Saudi Arabia and the United Arab Emirates are the two major contributors to a military coalition that has backed President Abedrabbo Mansour Hadi since he fled into exile in 2015.
But they have struggled to keep together the disparate alliance supporting him against Shiite Huthi rebels who control the capital Sanaa and much of the north.
Many of them have been recruited into special forces units trained by the UAE to fight Al-Qaeda, which has a large presence in parts of the south.
Yesterday, those forces deployed across Aden bringing a lull in the deadly clashes that had forced a halt to the distribution of desperately needed relief supplies for days.
Saudi Arabia and the UAE have not abandoned their support for Hadi, who lives in exile in Riyadh, but they have singularly failed to intervene militarily in support of Prime Minister Ahmed bin Dagher and other ministers who are holed up under siege in the presidential palace in Aden.
The UAE has close ties to separatist Hani bin Breik, a leader in the Southern Transitional Council to which many of the forces now in control of Aden are loyal.
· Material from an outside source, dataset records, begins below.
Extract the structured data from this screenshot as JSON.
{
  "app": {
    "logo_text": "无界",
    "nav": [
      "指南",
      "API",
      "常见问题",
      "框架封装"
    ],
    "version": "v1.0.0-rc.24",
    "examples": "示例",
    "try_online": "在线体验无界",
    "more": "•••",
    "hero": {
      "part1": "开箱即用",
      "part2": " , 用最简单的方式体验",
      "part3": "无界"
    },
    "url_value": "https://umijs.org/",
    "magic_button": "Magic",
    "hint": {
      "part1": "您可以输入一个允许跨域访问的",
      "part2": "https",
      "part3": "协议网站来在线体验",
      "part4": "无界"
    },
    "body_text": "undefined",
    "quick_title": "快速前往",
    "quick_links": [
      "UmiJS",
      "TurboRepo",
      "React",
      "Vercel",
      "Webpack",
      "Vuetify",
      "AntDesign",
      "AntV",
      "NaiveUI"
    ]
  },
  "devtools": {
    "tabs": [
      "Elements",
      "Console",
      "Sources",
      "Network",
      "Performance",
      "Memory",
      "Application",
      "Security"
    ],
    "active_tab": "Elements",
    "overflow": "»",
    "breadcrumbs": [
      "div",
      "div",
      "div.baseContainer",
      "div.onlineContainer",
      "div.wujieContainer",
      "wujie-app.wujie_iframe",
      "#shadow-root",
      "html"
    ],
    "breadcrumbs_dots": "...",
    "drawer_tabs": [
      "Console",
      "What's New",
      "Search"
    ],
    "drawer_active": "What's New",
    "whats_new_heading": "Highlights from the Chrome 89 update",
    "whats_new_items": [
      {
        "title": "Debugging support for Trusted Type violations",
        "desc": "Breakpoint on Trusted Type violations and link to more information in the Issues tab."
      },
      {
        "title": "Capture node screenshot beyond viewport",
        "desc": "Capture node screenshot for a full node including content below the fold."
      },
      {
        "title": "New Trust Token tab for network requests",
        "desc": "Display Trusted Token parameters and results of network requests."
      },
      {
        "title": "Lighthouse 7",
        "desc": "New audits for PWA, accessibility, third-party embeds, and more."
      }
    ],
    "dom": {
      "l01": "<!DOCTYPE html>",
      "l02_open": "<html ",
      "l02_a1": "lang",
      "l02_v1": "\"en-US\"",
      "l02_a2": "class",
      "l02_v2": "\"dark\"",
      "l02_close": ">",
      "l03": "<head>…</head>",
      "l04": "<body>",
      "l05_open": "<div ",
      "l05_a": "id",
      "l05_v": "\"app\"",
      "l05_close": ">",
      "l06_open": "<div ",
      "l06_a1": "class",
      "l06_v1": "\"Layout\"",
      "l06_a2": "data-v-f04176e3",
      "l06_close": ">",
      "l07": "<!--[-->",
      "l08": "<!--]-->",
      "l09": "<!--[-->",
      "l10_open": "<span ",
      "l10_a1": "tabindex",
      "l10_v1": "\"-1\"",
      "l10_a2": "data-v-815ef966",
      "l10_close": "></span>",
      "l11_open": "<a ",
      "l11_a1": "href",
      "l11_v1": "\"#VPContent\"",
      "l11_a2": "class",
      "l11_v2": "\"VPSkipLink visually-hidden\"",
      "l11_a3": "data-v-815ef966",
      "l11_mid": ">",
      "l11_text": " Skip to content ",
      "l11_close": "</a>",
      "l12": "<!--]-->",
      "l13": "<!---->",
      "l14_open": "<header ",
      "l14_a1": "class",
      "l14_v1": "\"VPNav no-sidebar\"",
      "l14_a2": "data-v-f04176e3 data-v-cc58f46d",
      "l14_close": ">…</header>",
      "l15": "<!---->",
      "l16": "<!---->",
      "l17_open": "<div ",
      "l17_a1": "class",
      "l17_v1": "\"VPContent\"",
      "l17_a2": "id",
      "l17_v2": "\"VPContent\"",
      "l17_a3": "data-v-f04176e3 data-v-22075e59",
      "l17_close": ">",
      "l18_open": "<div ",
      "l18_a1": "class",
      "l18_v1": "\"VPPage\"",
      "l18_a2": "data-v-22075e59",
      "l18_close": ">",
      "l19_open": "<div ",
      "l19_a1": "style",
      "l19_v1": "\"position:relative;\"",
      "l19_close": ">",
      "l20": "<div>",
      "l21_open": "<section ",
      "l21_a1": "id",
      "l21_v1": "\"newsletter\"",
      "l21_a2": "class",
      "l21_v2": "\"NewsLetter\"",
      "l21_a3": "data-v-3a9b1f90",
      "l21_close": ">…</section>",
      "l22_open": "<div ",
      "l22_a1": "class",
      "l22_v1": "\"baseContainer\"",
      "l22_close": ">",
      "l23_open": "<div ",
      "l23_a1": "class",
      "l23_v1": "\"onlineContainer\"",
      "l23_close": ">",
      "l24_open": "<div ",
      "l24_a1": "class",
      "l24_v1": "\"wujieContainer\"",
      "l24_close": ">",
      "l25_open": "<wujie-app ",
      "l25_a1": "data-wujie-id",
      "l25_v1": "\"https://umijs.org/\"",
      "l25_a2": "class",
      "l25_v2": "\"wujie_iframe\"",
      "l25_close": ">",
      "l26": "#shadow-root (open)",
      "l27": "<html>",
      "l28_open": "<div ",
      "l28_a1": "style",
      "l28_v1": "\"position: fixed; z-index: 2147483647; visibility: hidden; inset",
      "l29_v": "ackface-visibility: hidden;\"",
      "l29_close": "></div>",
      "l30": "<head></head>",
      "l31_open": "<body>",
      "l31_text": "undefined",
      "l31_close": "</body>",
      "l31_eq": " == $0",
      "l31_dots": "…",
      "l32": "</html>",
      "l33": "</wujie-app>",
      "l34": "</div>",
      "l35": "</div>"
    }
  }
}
Both it and Saudi Arabia have urged Hadi's government to heed the separatists' grievances and called on all sides to show restraint.
At least 38 people have been killed and 222 wounded in Aden since Sunday, according to the International Committee of the Red Cross.
Even before the latest fighting, Yemen already faced the world's most serious humanitarian crisis, with some 8.4 million of its 22.2 million population at risk of famine, according to the UN.